Comparison of these data for Gly-rich variants of iso-1-Cytc with our previous work on Ala-rich variants shows that glycine does not increase the flexibility of a polypeptide chain as much as expected from simple polymer theories. However, relative to alanine it still promotes compact conformers more effectively. At high denaturant concentration, the scaling exponent and chain stiffness are more similar for Gly-rich and Ala-rich sequences, indicating that denaturant-polymer interactions and not side-chain sterics are the dominant factor in polypeptide conformational properties under good solvent conditions.

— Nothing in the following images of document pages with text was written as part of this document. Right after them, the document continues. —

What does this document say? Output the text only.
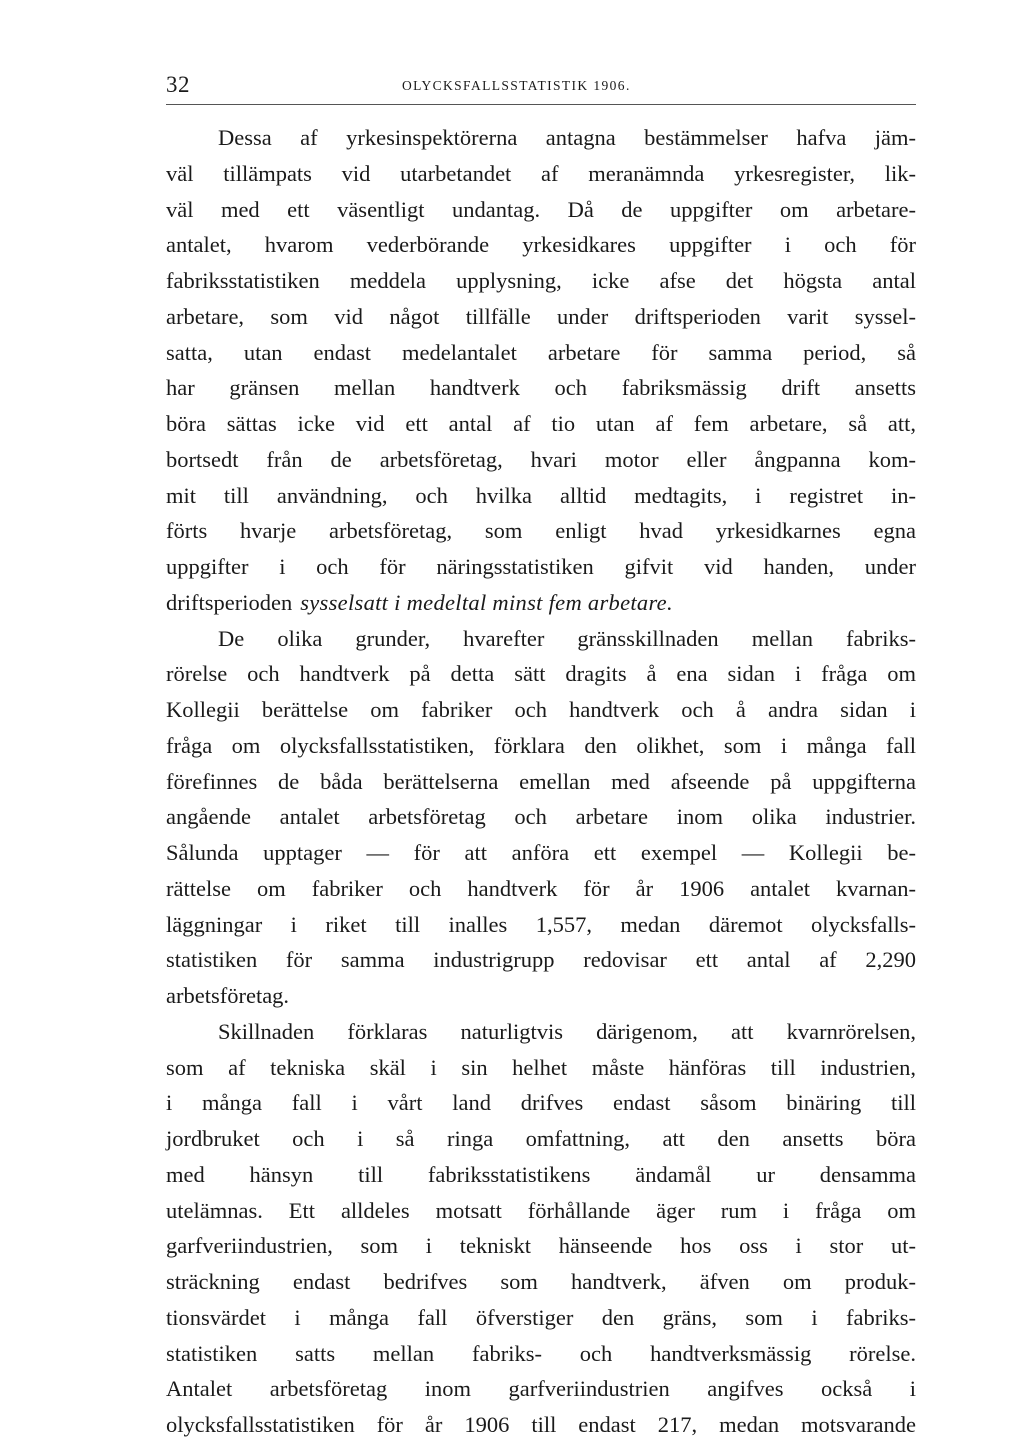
32	OLYCKSFALLSSTATISTIK 1906.
Dessa af yrkesinspektörerna antagna bestämmelser hafva jäm-
väl tillämpats vid utarbetandet af meranämnda yrkesregister, lik-
väl med ett väsentligt undantag. Då de uppgifter om arbetare-
antalet, hvarom vederbörande yrkesidkares uppgifter i och för
fabriksstatistiken meddela upplysning, icke afse det högsta antal
arbetare, som vid något tillfälle under driftsperioden varit syssel-
satta, utan endast medelantalet arbetare för samma period, så
har gränsen mellan handtverk och fabriksmässig drift ansetts
böra sättas icke vid ett antal af tio utan af fem arbetare, så att,
bortsedt från de arbetsföretag, hvari motor eller ångpanna kom-
mit till användning, och hvilka alltid medtagits, i registret in-
förts hvarje arbetsföretag, som enligt hvad yrkesidkarnes egna
uppgifter i och för näringsstatistiken gifvit vid handen, under
driftsperioden sysselsatt i medeltal minst fem arbetare.
De olika grunder, hvarefter gränsskillnaden mellan fabriks-
rörelse och handtverk på detta sätt dragits å ena sidan i fråga om
Kollegii berättelse om fabriker och handtverk och å andra sidan i
fråga om olycksfallsstatistiken, förklara den olikhet, som i många fall
förefinnes de båda berättelserna emellan med afseende på uppgifterna
angående antalet arbetsföretag och arbetare inom olika industrier.
Sålunda upptager — för att anföra ett exempel — Kollegii be-
rättelse om fabriker och handtverk för år 1906 antalet kvarnan-
läggningar i riket till inalles 1,557, medan däremot olycksfalls-
statistiken för samma industrigrupp redovisar ett antal af 2,290
arbetsföretag.
Skillnaden förklaras naturligtvis därigenom, att kvarnrörelsen,
som af tekniska skäl i sin helhet måste hänföras till industrien,
i många fall i vårt land drifves endast såsom binäring till
jordbruket och i så ringa omfattning, att den ansetts böra
med hänsyn till fabriksstatistikens ändamål ur densamma
utelämnas. Ett alldeles motsatt förhållande äger rum i fråga om
garfveriindustrien, som i tekniskt hänseende hos oss i stor ut-
sträckning endast bedrifves som handtverk, äfven om produk-
tionsvärdet i många fall öfverstiger den gräns, som i fabriks-
statistiken satts mellan fabriks- och handtverksmässig rörelse.
Antalet arbetsföretag inom garfveriindustrien angifves också i
olycksfallsstatistiken för år 1906 till endast 217, medan motsvarande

At lower denaturant concentration, the polymer properties of the Gly-rich and Ala-rich variants diverge, presumably due to the increasing influence of the side chain under poorer solvent conditions, with polyglycine and polyalanine favoring nonspecific and ordered helical intrachain interactions, respectively. Clearly, a fuller understanding of the divergent effects of different side chains on polypeptide polymer properties will be important for discerning how these biases can be manipulated to define the fold of a protein.